When the UK’s Financial Conduct Authority (FCA) published a statement before Christmas that announced that it had directed London Capital & Finance plc (LCF) to withdraw all of its existing marketing materials in relation to LCF’s Fixed Rate ISA or Bond, it marked the beginning of the end of the company and the hopes of investors to recoup their money back alike. It is also the beginning of a case that raises questions of the FCA’s supervisory practices as well as the general risk of financial innovation and a regulators response.
Are we back in the days where regulatory supervision didn’t deserve the name as it too often turned a blind eye or did not understand the risk that was building up right under the authorities’ noses? Certainly not. But it is a first stain on the FCA’s reputation as the leading regulator in FinTech questions thanks to its proactive and flexible approach. It also highlights the risks of financial innovation and the need for diligent supervision. This means that the authorities need to have a solid understanding of the latest trends in financial innovation. Considering that even in the best of times this is a constant cat and mouse game, you can’t help but feel a little bit sympathetic for the authorities and their staff who regularly are underpaid in comparison to their peers at private organisations. This in turn often leads to regulators taking jobs at financial institutions, which can on one hand create a knowledge shortage at the authorities whilst on the other one giving these private organisations a valuable lead in this race.
But back to the case of LCF and the case that raises these questions.
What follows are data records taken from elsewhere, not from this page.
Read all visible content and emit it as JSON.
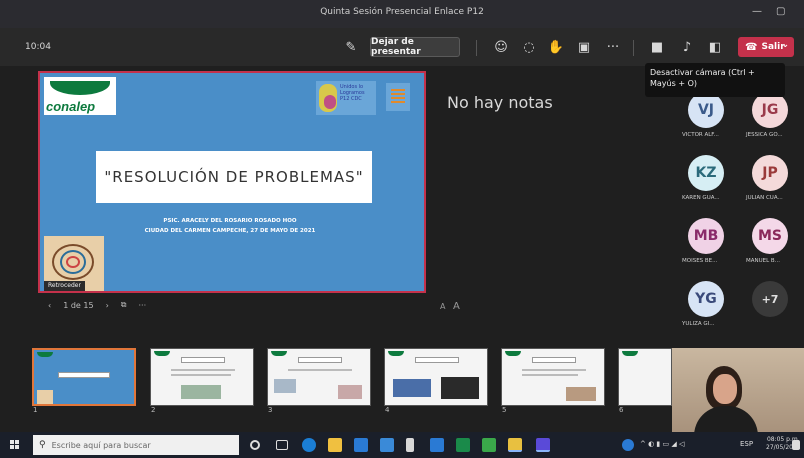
{
  "window": {
    "title": "Quinta Sesión Presencial Enlace P12",
    "minimize": "—",
    "maximize": "▢"
  },
  "meeting": {
    "timer": "10:04",
    "stop_presenting": "Dejar de presentar",
    "leave": "Salir",
    "tooltip": "Desactivar cámara (Ctrl + Mayús + O)"
  },
  "slide": {
    "logo_text": "conalep",
    "partner_logo_text": "Unidos lo Logramos P12 CDC",
    "title": "\"RESOLUCIÓN DE PROBLEMAS\"",
    "author_line1": "PSIC. ARACELY DEL ROSARIO ROSADO HOO",
    "author_line2": "CIUDAD DEL CARMEN CAMPECHE, 27 DE MAYO DE 2021",
    "presenting_tag": "Retroceder"
  },
  "slide_nav": {
    "page": "1 de 15",
    "next": "›",
    "prev": "‹",
    "more": "···",
    "font_small": "A",
    "font_large": "A"
  },
  "notes": {
    "text": "No hay notas"
  },
  "participants": [
    {
      "initials": "VJ",
      "name": "VICTOR ALF...",
      "bg": "#d7e4f5",
      "fg": "#3a5a8a"
    },
    {
      "initials": "JG",
      "name": "JESSICA GO...",
      "bg": "#f4d8da",
      "fg": "#9a3a4a"
    },
    {
      "initials": "KZ",
      "name": "KAREN GUA...",
      "bg": "#d6eef4",
      "fg": "#2a6a7a"
    },
    {
      "initials": "JP",
      "name": "JULIAN CUA...",
      "bg": "#f4dada",
      "fg": "#9a3a3a"
    },
    {
      "initials": "MB",
      "name": "MOISES BE...",
      "bg": "#f0d2e6",
      "fg": "#8a2a6a"
    },
    {
      "initials": "MS",
      "name": "MANUEL B...",
      "bg": "#f4d8e8",
      "fg": "#8a2a5a"
    },
    {
      "initials": "YG",
      "name": "YULIZA GI...",
      "bg": "#d7e4f5",
      "fg": "#3a4a7a"
    },
    {
      "initials": "+7",
      "name": "",
      "bg": "#3a3a3a",
      "fg": "#e0e0e0"
    }
  ],
  "thumbnails": [
    "1",
    "2",
    "3",
    "4",
    "5",
    "6"
  ],
  "taskbar": {
    "search_placeholder": "Escribe aquí para buscar",
    "lang": "ESP",
    "time": "08:05 p.m.",
    "date": "27/05/2021"
  },
  "icons": {
    "mic": "microphone-icon",
    "camera": "camera-icon"
  }
}
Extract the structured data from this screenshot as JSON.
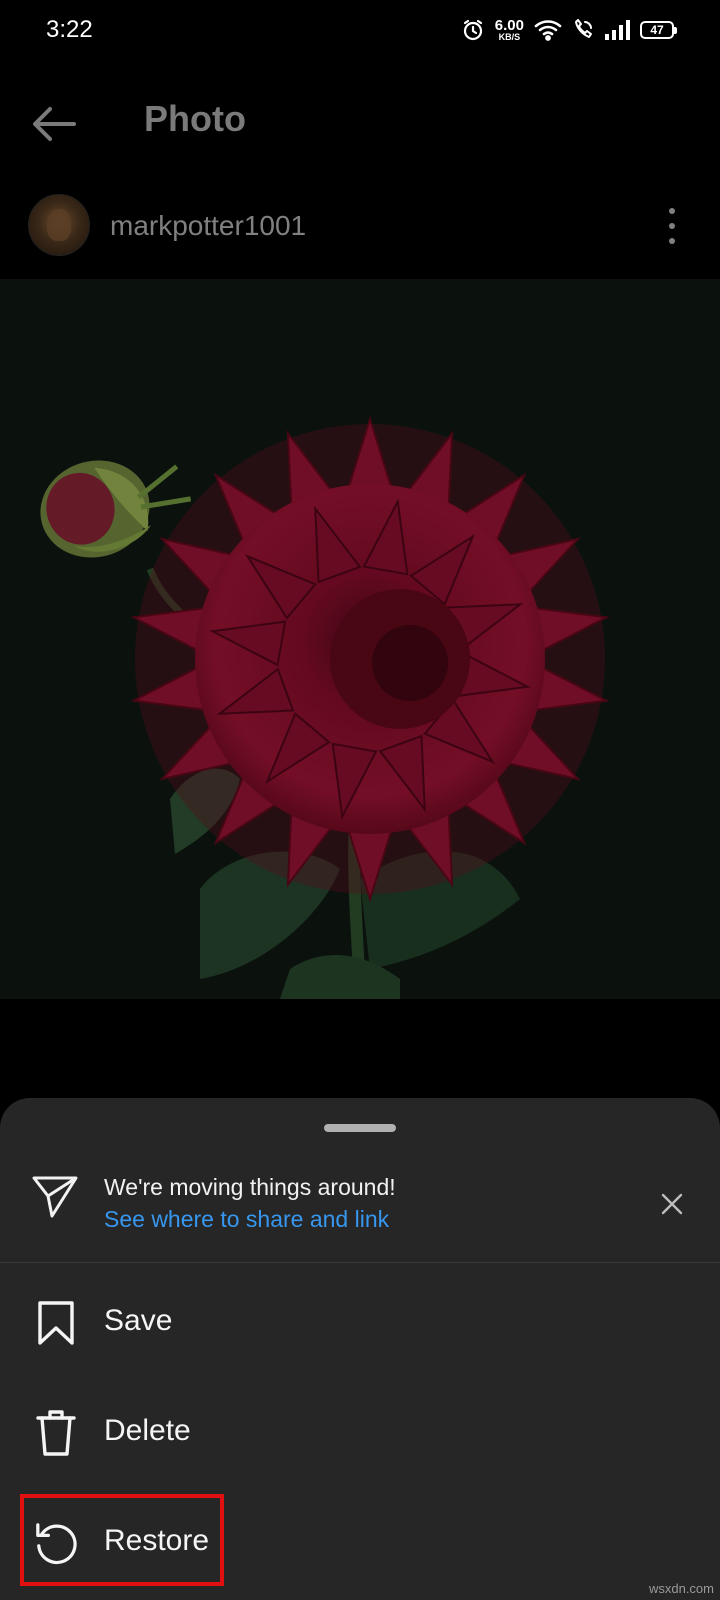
{
  "status_bar": {
    "time": "3:22",
    "net_speed_value": "6.00",
    "net_speed_unit": "KB/S",
    "battery": "47",
    "icons": [
      "alarm-icon",
      "wifi-icon",
      "wifi-calling-icon",
      "signal-icon",
      "battery-icon"
    ]
  },
  "app_bar": {
    "title": "Photo",
    "back_icon": "back-arrow-icon"
  },
  "post": {
    "username": "markpotter1001",
    "photo_subject": "flower-photo"
  },
  "sheet": {
    "notice_title": "We're moving things around!",
    "notice_link": "See where to share and link",
    "items": [
      {
        "label": "Save",
        "icon": "bookmark-icon"
      },
      {
        "label": "Delete",
        "icon": "trash-icon"
      },
      {
        "label": "Restore",
        "icon": "restore-icon"
      }
    ]
  },
  "watermark": "wsxdn.com",
  "colors": {
    "link": "#3797ef",
    "sheet_bg": "#262626",
    "highlight": "#e01010"
  }
}
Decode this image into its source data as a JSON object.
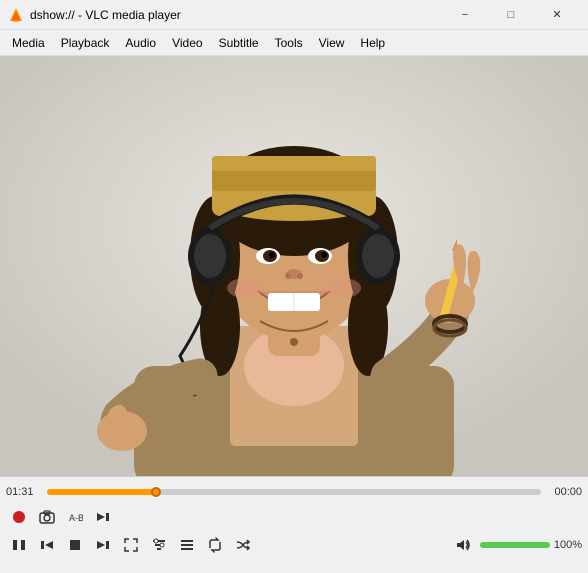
{
  "titlebar": {
    "title": "dshow:// - VLC media player",
    "icon": "vlc-icon",
    "controls": {
      "minimize": "−",
      "maximize": "□",
      "close": "✕"
    }
  },
  "menubar": {
    "items": [
      "Media",
      "Playback",
      "Audio",
      "Video",
      "Subtitle",
      "Tools",
      "View",
      "Help"
    ]
  },
  "timeline": {
    "current": "01:31",
    "remaining": "00:00",
    "progress_pct": 22
  },
  "controls_row1": {
    "buttons": [
      {
        "name": "record",
        "icon": "⏺",
        "label": "Record"
      },
      {
        "name": "snapshot",
        "icon": "📷",
        "label": "Snapshot"
      },
      {
        "name": "loop-ab",
        "icon": "⇄",
        "label": "Loop A-B"
      },
      {
        "name": "frame-step",
        "icon": "⏭",
        "label": "Frame Step"
      }
    ]
  },
  "controls_row2": {
    "buttons": [
      {
        "name": "play-pause",
        "icon": "⏸",
        "label": "Play/Pause"
      },
      {
        "name": "prev",
        "icon": "⏮",
        "label": "Previous"
      },
      {
        "name": "stop",
        "icon": "⏹",
        "label": "Stop"
      },
      {
        "name": "next",
        "icon": "⏭",
        "label": "Next"
      },
      {
        "name": "fullscreen",
        "icon": "⛶",
        "label": "Fullscreen"
      },
      {
        "name": "extended",
        "icon": "☰",
        "label": "Extended"
      },
      {
        "name": "playlist",
        "icon": "☰",
        "label": "Playlist"
      },
      {
        "name": "repeat",
        "icon": "↻",
        "label": "Repeat"
      },
      {
        "name": "random",
        "icon": "⇀",
        "label": "Random"
      }
    ]
  },
  "volume": {
    "level": 100,
    "label": "100%",
    "icon": "🔊"
  }
}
Approximately 14,000 customers had fallen for what cannot be called other than a scam. LCF had issued mini-bonds, which it stated it used to make loans to corporate borrowers to provide capital for further investment. The success in the uptake of these mini-bonds was based on two aspects: first, that they promised an annual interest rate between 6.5% and 8.95% depending on the term of the fixed rate instruments and secondly, that they claimed to be ISA eligible. Or as the marketing material stated: “The interest on our innovative finance ISAs is tax free”. In the opinion of the FCA, these statements were misleading, not fair and not clear, in breach of FCA’s COBS rules since mini-bonds cannot be held in an ISA.
Just to explain, a mini-bond is an unlisted debt security and can be attractive to investors because of the interest rates on offer. Since it is usually issued by small businesses to raise funds that cannot tap more mature bond markets, it comes with significant risk since mini-bonds are usually illiquid as they are not transferable, unlike listed retail bonds, which they are often compared to. The FCA also explains that mini-bonds can also be high risk, as the failure rate of small businesses can be high, nor is there any Financial Services Compensation Scheme (FSCS) protection if the issuer fails.
The key problem here is though that the issuing of mini-bonds itself is not regulated (unlike the issuance of corporate bonds), but only the promotion of such instruments. LCF was a FCA authorised firm for other activities though and seemed to have used this as a kind of stamp of approval to further mislead investors into believing that the instruments carried less risk than they actually did. While the issuance of the mini-bonds was not subject to regulatory approval, LCF had to ensure that the materials were in line with FCA rules that the financial promotion is fair, clear and not misleading, i.e. that risks are appropriately communicated.
Following the first Supervisory Notice on 10 December, the FCA issued a second on 17 January 2019. Subsequently, LCF went into administration and on18 March 2019, the Serious Fraud Office announced that they had commenced an investigationin to various individuals associated with LCF.
Two weeks ago then the FCA announcedthat it had taken a decision that there should be an investigation by an independent person into the issues raised by the failure of LCF to cover two questions:
– whether the existing regulatory system adequately protects retail purchasers of mini-bonds from unacceptable levels of harm;
– the FCA’s supervision of LC&F.
Reputational Risk of Financial Innovation
It is difficult to judge without having the full knowledge of the details of the affair and we are far from drawing any hasty conclusion or lay the blame on the FCA It is interesting to read though that the UK Crowdfunding Association has publicly blamed its supervisory authority for a lack of oversight. According to an article in the Times on Sunday (subscription required), the trade body for 28 platforms that includes Crowdcube and Seedrs, has written to the FCA “to express alarm over the quality of supervision in the innovative finance sector”. Traditional financial advisors must be angry with the FCA for not acting earlier (as investors are) since it makes their job more difficult when they cannot promise similar (but unrealistic) returns. If the UK Crowdfunding Association decides to attack the regulator, it shows the threat to the alternative (i.e. innovative) finance sector. One of the biggest threats to financial innovation, for example, in the form of equity crowdfunding or debt trading platforms is that they are perceived as too risky to touch. When retail investors are scared off by tales of scams and fraudsters, innovative solutions will find it difficult to prosper.
Therefore, regardless of its responsibility towards investors and market integrity, regulators also have an obligation towards those innovators that aim to change the financial system for the better.